On Thursday campaigning for the House of Councillors election scheduled for 11 July begins, as 440 candidates vie for 121 seats. (Michael Cucek has the breakdown here.)
The significance of this election has been thrown into clear relief since Kan Naoto took over from Hatoyama Yukio as prime minister and head of the DPJ. What once looked to be a referendum on the leadership of Hatoyama and DPJ secretary-general Ozawa Ichirō — a referendum that polls suggested that the DPJ would not win — is now an election on the future of Japan, perhaps to an even greater extent than last summer's historic House of Representatives election. If the DPJ can retain control of the upper chamber, it will have three years before it will have to face the voters again in an election, provided that no snap election is called in the meantime. Those are three years that the government can use to make tough political decisions that a government with a shorter time horizon might be less inclined to make, like, say, a consumption tax increase.
And so this election is critical for Japan's future. For the Japanese people, there's not much of a choice. Under the DPJ Japan now has a prime minister who is everything that his predecessor was not: Kan is clearly willing to take a position, stick to it, and make his government follow along. He is devoted to clean politics and dynamic political leadership, and under his watch the DPJ once again looks like a party capable of bringing substantial change to how Japan is governed.
Much of the discussion during the campaign will focus on the government's plans related to the consumption tax and deficit reduction more broadly. But once again this election is less about the competing policies offered by the DPJ, the LDP, and the smaller parties than about how Japan is governed. The choice is between unified DPJ government that will face few institutional checks as it attempts to introduce sustainable growth, sustainable government finances, and sustainable social security and a divided system in which the government will have to cobble together working coalitions in order to pass legislation in the upper house (or use its lower house majority to pass legislation over the upper house's objections).
In other words, voters have to decide whether they're willing to tolerate an "elective dictatorship" for the next three years as the Kan government sets to work implementing the DPJ's modified but still ambitious political program or whether they would prefer that the LDP, Your Party, Komeitō, and the other parties retain a perch from which to challenge the government and retard its progress.
2 comments:
Careful, Tobias. Sarah Palin will be on your case.
To be an "elective dictatorship,"* the DPJ would need to develop some form of cabinet cohesion, collective responsibility, and the pretense that the ministers aren't all out to get the top job (cf. Australia's Gillard until yesterday). I don't think Japan is quite there yet. There is too much ministerial autonomy.

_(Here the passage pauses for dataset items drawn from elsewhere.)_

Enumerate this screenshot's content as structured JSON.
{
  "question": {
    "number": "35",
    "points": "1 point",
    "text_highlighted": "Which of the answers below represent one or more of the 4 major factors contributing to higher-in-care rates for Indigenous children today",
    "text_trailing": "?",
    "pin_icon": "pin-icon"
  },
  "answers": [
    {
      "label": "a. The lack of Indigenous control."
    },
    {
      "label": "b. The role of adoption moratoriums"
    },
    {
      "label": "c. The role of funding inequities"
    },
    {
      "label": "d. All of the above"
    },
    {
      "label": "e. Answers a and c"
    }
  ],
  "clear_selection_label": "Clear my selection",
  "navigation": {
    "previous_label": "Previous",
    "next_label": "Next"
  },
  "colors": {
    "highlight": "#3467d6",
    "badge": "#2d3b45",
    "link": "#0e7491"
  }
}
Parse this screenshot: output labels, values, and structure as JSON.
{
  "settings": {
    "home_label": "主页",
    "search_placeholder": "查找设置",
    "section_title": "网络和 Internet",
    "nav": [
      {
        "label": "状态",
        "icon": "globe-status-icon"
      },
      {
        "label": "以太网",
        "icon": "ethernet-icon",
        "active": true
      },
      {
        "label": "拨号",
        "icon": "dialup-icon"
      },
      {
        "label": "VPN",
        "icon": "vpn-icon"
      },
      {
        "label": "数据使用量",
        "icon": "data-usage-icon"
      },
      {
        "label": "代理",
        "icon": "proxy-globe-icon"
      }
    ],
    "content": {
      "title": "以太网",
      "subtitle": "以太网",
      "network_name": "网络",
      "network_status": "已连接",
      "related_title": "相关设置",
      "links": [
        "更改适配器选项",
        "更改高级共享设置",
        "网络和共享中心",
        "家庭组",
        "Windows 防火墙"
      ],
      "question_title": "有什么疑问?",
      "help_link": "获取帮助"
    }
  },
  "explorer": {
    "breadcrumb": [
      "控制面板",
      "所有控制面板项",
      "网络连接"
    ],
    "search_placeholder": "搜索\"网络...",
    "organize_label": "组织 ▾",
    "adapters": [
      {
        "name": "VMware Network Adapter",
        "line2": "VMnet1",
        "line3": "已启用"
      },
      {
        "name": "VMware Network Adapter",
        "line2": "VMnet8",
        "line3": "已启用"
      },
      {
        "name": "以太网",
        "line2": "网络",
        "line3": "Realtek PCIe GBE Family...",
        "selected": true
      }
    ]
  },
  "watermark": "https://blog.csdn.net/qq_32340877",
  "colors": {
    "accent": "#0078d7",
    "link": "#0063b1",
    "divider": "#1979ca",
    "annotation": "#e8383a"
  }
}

*A term I'm uncomfortable with; Having been steeped in the Westminster tradition, I would simply call such an arrangement "government" - an executive head who is almost impossible to remove for four years sounds more like a dictatorship to me.
Japan's political turmoil stems from the patron-client relationship with the US. Look, the DPJ has become the LDP. The talks on 10% would be a rhetoric, but Kan's current ideas on Okinawa is not. The meaning of elections, as soon as the LDP was overthrown, has been how to regain an independent government of the Japanese people, by the Japanese people, for the Japanese people.